If we are to move forward in the effort to end slums and substandard housing conditions in the United States, there are several courses we must follow:

  1. A tremendous expansion in home-building can be achieved by gearing our program to meet the needs of the moderate income group. Millions of American families earn too little to buy their own homes at present prices and conditions of payments, yet they earn too much to be eligible for public housing… The Congress of Industrial Organizations (CIO) believes this can be done, without sacrificing the quality or adequacy of the home, by a combination of low initial payments and long-term loans at low interest rates under the government’s insured mortgage program.
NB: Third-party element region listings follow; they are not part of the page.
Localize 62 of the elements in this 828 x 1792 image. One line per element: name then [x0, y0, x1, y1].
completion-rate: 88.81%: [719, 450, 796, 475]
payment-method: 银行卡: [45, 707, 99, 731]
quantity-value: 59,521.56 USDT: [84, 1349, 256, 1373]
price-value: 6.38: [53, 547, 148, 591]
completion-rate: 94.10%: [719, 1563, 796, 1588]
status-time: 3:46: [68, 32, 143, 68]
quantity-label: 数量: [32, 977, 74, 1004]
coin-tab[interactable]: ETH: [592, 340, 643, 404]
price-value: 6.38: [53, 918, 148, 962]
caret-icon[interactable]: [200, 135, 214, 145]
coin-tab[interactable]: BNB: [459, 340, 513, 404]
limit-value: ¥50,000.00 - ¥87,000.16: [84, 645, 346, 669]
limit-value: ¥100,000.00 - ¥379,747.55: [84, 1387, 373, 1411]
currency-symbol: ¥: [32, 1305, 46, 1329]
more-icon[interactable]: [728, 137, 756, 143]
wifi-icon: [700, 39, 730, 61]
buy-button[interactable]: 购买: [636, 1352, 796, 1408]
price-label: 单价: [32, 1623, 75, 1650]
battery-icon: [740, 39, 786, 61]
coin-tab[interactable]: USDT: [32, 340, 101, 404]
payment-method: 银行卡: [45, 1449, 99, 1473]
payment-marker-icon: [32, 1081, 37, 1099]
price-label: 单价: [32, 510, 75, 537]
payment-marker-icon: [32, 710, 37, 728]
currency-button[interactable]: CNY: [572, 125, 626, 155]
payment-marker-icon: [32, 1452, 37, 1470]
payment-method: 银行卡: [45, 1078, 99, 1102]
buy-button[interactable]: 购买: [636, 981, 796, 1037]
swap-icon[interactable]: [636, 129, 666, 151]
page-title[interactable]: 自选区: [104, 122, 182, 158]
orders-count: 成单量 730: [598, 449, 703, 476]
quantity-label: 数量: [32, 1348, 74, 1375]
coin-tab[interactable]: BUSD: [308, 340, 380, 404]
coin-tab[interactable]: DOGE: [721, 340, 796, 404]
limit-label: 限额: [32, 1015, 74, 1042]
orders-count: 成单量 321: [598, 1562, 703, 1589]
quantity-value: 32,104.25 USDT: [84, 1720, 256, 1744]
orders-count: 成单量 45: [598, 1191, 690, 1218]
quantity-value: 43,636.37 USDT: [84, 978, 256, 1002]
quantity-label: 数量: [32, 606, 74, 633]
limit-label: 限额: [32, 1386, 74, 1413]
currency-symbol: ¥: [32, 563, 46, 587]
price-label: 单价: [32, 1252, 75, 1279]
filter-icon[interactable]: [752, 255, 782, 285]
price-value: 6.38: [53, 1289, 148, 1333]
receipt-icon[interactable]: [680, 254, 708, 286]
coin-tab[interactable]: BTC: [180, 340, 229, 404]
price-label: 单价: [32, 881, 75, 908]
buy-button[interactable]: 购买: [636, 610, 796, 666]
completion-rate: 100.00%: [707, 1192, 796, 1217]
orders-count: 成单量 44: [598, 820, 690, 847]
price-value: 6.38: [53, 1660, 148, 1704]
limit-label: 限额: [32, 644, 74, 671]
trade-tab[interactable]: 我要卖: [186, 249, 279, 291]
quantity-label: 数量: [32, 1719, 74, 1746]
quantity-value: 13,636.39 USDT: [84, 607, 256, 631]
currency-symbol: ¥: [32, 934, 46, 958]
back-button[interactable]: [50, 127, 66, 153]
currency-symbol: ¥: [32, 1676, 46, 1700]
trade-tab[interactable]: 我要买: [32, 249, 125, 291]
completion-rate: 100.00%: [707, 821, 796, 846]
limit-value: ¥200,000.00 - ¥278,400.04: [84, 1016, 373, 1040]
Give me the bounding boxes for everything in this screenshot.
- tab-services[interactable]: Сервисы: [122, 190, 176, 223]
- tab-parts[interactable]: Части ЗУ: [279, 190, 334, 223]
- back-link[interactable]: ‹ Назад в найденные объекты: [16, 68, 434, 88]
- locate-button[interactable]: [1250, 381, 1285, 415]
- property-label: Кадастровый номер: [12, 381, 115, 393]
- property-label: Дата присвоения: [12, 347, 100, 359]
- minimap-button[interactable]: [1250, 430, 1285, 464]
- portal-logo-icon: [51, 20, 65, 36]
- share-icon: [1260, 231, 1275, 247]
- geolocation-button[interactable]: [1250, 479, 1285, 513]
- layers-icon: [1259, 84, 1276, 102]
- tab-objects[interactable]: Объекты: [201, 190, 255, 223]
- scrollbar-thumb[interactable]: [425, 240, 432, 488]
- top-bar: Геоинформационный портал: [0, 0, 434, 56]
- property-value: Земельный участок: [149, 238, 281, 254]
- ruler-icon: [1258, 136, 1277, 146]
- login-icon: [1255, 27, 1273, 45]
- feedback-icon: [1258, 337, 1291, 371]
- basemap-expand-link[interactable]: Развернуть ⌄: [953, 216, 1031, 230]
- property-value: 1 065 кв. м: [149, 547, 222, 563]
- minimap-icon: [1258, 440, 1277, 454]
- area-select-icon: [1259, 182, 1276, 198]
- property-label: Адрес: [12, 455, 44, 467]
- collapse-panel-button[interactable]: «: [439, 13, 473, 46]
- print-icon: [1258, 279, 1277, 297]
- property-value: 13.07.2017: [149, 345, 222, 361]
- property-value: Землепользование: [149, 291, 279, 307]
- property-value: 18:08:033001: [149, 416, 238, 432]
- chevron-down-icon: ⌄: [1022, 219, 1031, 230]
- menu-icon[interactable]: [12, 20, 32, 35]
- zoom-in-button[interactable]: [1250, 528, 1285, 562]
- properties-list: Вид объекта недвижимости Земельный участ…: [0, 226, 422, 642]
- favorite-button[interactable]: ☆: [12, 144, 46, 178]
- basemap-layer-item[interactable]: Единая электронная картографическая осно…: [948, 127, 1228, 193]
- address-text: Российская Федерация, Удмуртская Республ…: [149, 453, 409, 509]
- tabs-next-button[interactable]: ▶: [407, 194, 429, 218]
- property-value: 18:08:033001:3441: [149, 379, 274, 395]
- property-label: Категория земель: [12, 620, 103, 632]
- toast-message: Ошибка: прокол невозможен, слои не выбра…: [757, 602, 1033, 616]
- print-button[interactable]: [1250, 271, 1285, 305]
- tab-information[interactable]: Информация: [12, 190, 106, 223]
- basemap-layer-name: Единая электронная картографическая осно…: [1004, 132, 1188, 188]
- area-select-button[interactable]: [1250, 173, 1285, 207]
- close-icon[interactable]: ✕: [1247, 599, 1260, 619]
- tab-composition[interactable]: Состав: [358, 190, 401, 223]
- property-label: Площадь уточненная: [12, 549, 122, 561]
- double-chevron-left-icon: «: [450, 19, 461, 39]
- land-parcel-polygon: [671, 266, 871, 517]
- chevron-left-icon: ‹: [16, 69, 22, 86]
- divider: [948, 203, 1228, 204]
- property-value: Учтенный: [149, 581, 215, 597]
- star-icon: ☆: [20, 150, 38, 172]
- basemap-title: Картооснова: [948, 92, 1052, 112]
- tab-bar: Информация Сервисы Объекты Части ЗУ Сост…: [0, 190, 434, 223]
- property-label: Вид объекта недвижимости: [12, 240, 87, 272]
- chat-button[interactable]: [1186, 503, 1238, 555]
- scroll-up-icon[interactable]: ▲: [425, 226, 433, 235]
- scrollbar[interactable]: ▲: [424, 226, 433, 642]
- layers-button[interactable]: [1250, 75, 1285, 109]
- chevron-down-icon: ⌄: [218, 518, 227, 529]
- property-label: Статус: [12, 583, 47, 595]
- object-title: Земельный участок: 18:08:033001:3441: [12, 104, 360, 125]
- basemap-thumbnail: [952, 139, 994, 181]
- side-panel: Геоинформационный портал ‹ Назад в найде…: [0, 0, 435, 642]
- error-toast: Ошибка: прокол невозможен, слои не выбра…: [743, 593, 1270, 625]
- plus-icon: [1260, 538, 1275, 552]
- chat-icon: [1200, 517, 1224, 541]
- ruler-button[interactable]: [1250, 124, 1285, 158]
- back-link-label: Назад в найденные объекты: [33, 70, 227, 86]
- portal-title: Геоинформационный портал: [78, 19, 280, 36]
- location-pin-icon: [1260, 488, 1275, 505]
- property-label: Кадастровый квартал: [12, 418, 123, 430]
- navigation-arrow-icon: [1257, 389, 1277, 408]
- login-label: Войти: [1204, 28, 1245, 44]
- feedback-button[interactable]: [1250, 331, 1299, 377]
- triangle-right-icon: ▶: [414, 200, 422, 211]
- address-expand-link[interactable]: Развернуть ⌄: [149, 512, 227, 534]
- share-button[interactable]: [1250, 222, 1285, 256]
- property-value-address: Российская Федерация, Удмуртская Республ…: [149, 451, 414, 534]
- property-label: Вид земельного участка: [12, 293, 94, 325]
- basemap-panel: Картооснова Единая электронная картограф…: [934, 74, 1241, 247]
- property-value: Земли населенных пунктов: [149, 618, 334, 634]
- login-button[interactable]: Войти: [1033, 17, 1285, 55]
No other way to do the job has been demonstrated.
  2. For millions of additional families who are in the lowest income bracket, there is no hope of attaining decent shelter except through the provision of subsidy to meet the economic rent. This group, now largely existing in substandard dwellings and in slums, just does not have sufficient income to buy or rent private housing at prevailing costs. No method except subsidized public housing has been found to meet their minimum needs, despite continuous searching by leaders of both political parties and of the building industry.
  3. One way to help moderate income families meet their housing need is for government to assist in forming cooperatives, as the government did for farmers in Rural Electrification Act (REA). Cooperative housing offers an opportunity to groups of citizens, who want to join with each other in a common effort, to obtain good housing at lower costs and with greater opportunities for good neighborhood development…
  4. The obstacles to adequate housing for minority groups must be removed. Land must be made available. Mortgage money must be assured to minorities on the same basis as to all other Americans. Slums must be eradicated and replaced with wholesome, well planned neighborhoods. All this requires broad cooperation at all levels of government and by all elements in the community. No substantial housing progress can be achieved without solving the special problems of our minorities whose need is more urgent than those of any other group.

We must act promptly along all of these lines if Americans are to be decently housed. The alternative is to slide backward still further, adding each year to the already mountainous backlog of need. While we still hope the day will come when private builders will bring housing costs within the reach of the average wage earner, and the mortgage bankers will make loans available in the large quantities and at the liberal terms which our members require, we cannot wait for vague hopes to materialize. To meet the housing needs of today, we must have bold leadership, now.

Walter Reuther (1907-1970) was one of the most important and impactful labor leaders in American history. He led the United Auto Workers (UAW) and the Congress of Industrial Organizations (CIO) and was a close confidant of Presidents Franklin Roosevelt, Harry Truman, John F. Kennedy and Lyndon Johnson. When Dr. Martin Luther King was jailed in Birmingham, Alabama in 1963, it was Walter Reuther who, having read King’s Letter from Birmingham City Jail, raised $160,000 for the bail needed to release all the imprisoned protesters. He was a central player in the passage of the Civil Rights Act of 1964, the Voting Rights Act of 1965, Medicare and Medicaid, and the Fair Housing Act. 

Ted Chandler is a former NHC Board Chair and ex-officio member of NHC’s Board of Governors, and managing director of regional operations for the AFL-CIO Housing Investment Trust, a $6.4 billion fund that invests union pension fund capital in the construction of rental housing built with 100% union labor.